Если Мухина расстреляли, то Захария Петровича с миром отпустили на волю.

Это так не похоже на Урицкого и его помощников, что приходится заново перечитывать документы следственного дела З.П. Жданова в попытке понять, чего же такого хорошего он сделал для евреев, что сумел пронять несгибаемых чекистов…

Секрет спасения Захария Петровича, как мне кажется, сформулирован в той самой выделенной нами фразе, где он говорит, что, дескать, все свои коммерческие обороты вел только с евреями.

На первый взгляд ничего особенного тут нет, если рассматривать эту фразу в общей тональности допросов.

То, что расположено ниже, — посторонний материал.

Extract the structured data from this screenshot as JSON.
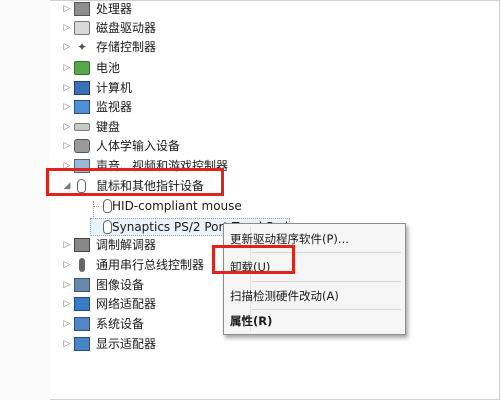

Но есть в ней и иной смысл.

Скромно, как бы между прочим, сообщает Захарий Петрович Моисею Соломоновичу, что всю жизнь проработал среди евреев-биржевиков и кое-чему научился у них.

И эти слова не были блефом.

Уже на втором допросе Жданов пустился в обстоятельный рассказ о попытке шантажа его, предпринятой задолго до революции. На первый взгляд рассказ выглядит наивным и глуповатым, однако наберемся терпения и послушаем его от начала до конца…

«В свое время, кажется, в 1916 году, во время завтрака в ресторане (Мойка, 24) я был вызван к телефону…

Вас спрашивает или, иначе, говорит Вам неизвестная. У меня есть срочное к Вам дело, и усердно прошу дать мне свидание”.

На мое замечание, что я никого на квартире не принимаю и дать ей свидание не могу, но в крайнем случае, если я ей необходим, пусть она приедет в ресторан, где я сейчас завтракаю, и я ей дам 10—15 минут для беседы, моя собеседница, назвавшаяся на этот раз Раковскою, ответила на это следующее:

Господин Жданов, по некоторым соображениям, о которых я доложу Вам при свидании, быть в ресторане Донона мне неудобно. Если вы не можете принять меня у себя на квартире и не хотите приехать ко мне на квартиру, я прошу вас приехать в ресторан Палкина. Но войдите не в общий зал, а в кабинет с подъезда Владимирской улицы, где я вас буду ожидать”.

Мне показалось, что разговор носит искренний характер, барыня говорит взволнованно, в свидании со мной видит свое спасение, и, ввиду того, что в тот период у меня моими служащими была произведена растрата, расследованием которой я занимался, у меня мелькнула мысль, нет ли тут связи с растратой… Я согласился на предложение

Раковской я сказал, что буду через полчаса.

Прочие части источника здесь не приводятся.